Nope, you put it in a version condition. The parser just collects all the tokens within braces, and then the semantic parses the contents.

ibuclaw commented 3 years ago

@ibuclaw https://github.com/libmir/mir-cpuid/blob/4add5b639351f15044a8c991ce3a905d7973c3de/source/cpuid/x86_any.d#L606-L609 still doesn't parse with the grammar you posted, is that expected?

That's deprecated syntax, and will be an error soon™

ibuclaw commented 3 years ago

Can't both compilers at least support parsing both, and have GccAsmStatement in their grammar? Or is there ambiguity?

Looks like LDC does a lazy check on the first token for the easy cases where it cannot be a dmd-style iasm statement. This would mean that there are some styles of asm that LDC does not support.

asm { ctfeFunctionReturningInstructionsAsString(); }

There are a number of ambiguities between an dmd-style AsmExp and the AssignExpression instruction string of the gdc-style, i.e:

enum cpuid = "cpuid";
asm { cpuid; } // accepted dmd-style asm

These could perhaps be overcome by tweaking the grammar to force instruction expressions (not string literals) to be enclosed in parentheses in the gdc style.

CyberShadow commented 3 years ago

A small change of plans: https://github.com/CyberShadow/tree-sitter-d/commit/ccfcf13144a4a6dfe83d19b17cb1100e24d8ad73

gdamore commented 2 years ago

I would encourage looking at https://github.com/gdamore/tree-sitter-d

I believe it parses pretty much everything correctly.

I've tested it with the DMD test suite, with DMD itself, with DUB, and a large body of non-public work.

CyberShadow commented 2 years ago

Hi @gdamore,

First, thanks for taking the initiative in putting together a complete tree-sitter package for D!

That said, please forgive me if I'm a little skeptical about your claims. Looking at the list in this issue's description, many instances of errors produced by the implementation in this repository is not due to defects in the implementation, but genuinely because the source files contain invalid grammar. If you're claiming that they parse successfully, that would indicate that your parser is overly relaxed, and will consume invalid grammatical constructs and present them as valid D programs.

I'm also puzzled by the route you've taken for your project. As I understand, your tree-sitter grammar is hand-written. Was there any reason why you didn't just take the output from this project and added the missing pieces, such as highlighting queries, to produce a complete package usable in editors?

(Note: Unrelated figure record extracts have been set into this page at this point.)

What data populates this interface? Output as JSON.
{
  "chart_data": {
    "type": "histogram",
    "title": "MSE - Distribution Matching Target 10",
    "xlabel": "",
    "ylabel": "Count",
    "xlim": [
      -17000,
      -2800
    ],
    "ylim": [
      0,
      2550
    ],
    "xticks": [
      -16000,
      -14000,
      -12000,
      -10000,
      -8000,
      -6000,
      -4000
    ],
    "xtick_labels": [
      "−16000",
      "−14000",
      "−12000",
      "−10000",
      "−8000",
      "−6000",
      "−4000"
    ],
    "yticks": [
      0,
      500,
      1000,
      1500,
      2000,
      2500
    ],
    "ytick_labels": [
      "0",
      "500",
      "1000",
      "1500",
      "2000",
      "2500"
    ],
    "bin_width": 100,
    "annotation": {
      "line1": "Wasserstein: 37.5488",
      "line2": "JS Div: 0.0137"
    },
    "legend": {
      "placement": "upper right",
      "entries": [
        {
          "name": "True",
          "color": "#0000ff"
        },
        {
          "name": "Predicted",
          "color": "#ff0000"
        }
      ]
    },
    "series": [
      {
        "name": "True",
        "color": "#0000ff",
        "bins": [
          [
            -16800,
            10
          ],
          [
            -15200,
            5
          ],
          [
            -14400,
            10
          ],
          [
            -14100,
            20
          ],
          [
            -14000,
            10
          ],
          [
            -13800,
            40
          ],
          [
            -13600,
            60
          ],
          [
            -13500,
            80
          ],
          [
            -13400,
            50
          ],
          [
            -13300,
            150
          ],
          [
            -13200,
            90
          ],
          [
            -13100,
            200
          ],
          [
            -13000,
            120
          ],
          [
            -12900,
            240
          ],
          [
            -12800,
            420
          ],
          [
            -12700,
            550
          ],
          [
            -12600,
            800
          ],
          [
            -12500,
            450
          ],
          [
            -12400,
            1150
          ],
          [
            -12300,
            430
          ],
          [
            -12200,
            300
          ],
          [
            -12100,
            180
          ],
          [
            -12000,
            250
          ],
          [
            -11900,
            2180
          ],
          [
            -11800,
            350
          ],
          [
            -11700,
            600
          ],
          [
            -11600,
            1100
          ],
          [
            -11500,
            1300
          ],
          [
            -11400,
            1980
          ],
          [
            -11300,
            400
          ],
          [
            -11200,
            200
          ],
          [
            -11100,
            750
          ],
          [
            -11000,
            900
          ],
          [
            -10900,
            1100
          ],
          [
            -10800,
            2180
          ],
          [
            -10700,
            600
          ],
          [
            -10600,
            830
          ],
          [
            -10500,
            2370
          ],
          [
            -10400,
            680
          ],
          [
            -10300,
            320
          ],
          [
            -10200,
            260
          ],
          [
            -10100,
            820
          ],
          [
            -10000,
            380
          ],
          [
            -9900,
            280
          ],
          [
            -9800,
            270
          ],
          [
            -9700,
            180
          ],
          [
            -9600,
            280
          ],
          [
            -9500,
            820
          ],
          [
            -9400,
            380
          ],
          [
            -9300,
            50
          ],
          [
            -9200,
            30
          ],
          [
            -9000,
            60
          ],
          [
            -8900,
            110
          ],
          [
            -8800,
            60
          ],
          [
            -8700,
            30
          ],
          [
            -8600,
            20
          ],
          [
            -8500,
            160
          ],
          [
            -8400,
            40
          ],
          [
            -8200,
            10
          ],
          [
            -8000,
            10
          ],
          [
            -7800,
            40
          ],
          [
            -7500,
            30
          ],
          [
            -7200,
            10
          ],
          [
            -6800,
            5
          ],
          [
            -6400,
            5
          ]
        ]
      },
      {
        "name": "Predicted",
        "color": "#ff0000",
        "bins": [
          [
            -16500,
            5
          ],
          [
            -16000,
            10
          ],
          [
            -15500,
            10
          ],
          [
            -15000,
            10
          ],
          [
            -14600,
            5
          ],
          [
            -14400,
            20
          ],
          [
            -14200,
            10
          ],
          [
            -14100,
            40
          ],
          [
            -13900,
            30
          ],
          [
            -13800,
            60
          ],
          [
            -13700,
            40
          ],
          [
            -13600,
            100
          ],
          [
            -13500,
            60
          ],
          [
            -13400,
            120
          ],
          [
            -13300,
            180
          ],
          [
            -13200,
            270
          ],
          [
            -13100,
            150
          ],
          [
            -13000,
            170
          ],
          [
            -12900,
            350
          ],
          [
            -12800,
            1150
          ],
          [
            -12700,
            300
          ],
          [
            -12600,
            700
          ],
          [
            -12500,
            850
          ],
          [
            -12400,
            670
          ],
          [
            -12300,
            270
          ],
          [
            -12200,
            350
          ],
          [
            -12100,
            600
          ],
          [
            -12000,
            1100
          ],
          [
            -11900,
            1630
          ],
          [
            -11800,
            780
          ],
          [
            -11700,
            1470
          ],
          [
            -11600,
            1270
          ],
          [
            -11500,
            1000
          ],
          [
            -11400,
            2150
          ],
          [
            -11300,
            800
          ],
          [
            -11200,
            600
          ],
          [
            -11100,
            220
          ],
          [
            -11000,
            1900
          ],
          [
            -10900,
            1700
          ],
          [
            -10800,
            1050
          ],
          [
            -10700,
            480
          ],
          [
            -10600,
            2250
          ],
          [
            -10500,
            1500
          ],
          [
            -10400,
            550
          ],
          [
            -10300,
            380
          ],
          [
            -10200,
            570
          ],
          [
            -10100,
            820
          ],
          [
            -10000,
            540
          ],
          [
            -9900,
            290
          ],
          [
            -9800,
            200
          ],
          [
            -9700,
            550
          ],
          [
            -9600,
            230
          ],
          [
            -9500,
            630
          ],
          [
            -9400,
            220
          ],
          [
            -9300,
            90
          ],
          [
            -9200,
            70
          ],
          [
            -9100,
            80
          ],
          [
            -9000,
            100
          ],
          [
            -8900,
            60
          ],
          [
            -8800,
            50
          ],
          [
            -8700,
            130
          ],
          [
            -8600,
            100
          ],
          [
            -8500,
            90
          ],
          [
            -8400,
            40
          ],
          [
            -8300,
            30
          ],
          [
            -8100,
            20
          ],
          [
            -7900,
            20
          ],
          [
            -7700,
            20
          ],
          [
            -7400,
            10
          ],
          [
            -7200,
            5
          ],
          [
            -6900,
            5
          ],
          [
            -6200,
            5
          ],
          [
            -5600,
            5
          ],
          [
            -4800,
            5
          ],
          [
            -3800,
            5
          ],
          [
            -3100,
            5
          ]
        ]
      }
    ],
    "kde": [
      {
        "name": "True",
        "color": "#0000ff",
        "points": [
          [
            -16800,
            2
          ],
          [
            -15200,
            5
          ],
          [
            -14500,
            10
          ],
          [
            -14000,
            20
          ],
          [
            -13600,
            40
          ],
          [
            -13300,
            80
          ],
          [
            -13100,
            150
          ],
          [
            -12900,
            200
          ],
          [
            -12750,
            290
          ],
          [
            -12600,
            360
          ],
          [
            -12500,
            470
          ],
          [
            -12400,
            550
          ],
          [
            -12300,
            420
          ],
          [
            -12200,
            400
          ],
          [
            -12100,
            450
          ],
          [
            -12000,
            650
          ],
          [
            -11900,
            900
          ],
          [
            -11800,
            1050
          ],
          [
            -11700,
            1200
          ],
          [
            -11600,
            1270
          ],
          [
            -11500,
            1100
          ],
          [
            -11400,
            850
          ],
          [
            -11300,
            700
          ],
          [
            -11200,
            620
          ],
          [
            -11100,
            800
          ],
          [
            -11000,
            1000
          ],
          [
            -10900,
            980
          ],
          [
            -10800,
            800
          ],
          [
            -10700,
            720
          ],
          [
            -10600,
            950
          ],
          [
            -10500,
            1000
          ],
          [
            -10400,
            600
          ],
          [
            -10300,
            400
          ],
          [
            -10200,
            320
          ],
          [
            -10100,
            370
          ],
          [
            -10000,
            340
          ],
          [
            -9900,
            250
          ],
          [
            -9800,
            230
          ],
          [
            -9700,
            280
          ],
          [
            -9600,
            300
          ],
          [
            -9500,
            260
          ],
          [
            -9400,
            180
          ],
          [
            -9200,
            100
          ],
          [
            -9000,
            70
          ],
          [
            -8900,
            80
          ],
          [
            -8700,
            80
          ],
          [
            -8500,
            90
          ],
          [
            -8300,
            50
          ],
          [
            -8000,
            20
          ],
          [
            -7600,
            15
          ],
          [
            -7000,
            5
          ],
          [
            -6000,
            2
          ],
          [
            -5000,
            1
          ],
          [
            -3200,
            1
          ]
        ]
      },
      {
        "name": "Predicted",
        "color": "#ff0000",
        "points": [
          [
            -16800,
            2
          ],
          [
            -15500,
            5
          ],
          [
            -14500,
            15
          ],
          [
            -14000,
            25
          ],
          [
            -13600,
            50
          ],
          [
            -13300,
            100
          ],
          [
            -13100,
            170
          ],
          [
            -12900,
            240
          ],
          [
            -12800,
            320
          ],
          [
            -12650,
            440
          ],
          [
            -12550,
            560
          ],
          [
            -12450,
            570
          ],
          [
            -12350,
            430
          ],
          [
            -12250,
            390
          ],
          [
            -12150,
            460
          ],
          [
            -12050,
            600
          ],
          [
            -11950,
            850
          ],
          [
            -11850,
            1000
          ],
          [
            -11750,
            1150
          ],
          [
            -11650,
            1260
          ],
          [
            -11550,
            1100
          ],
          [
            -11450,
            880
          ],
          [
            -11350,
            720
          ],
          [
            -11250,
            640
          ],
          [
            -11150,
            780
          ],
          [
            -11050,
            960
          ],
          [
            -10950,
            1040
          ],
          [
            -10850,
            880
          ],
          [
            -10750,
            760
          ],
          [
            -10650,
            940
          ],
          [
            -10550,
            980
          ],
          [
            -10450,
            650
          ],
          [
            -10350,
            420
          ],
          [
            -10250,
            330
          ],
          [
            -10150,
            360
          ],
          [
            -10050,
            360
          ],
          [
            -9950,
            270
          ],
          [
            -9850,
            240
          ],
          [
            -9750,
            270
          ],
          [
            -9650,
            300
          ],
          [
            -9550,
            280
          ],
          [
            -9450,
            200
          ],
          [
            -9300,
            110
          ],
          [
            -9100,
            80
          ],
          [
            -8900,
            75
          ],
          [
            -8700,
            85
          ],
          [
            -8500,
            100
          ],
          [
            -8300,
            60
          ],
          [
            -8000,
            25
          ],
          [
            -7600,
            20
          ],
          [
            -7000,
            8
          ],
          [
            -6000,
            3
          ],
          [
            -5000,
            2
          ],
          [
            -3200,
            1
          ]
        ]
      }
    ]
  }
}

The main distinction between this project and your endeavor is the scope. This project aims to:

The last point is an important one. Tools will go out of date as soon as someone stops actively looking at them. For evidence of how much this affects our community, here is an example: https://forum.dlang.org/post/vfkwhtigkvkmhtzalwaf@forum.dlang.org

As such, I really think your efforts would have much more impact by contributing to the effort started here. Unfortunately due to recent circumstances I've been unable to dedicate as much time to my open source projects as I would have liked, but I remain available for questions and support.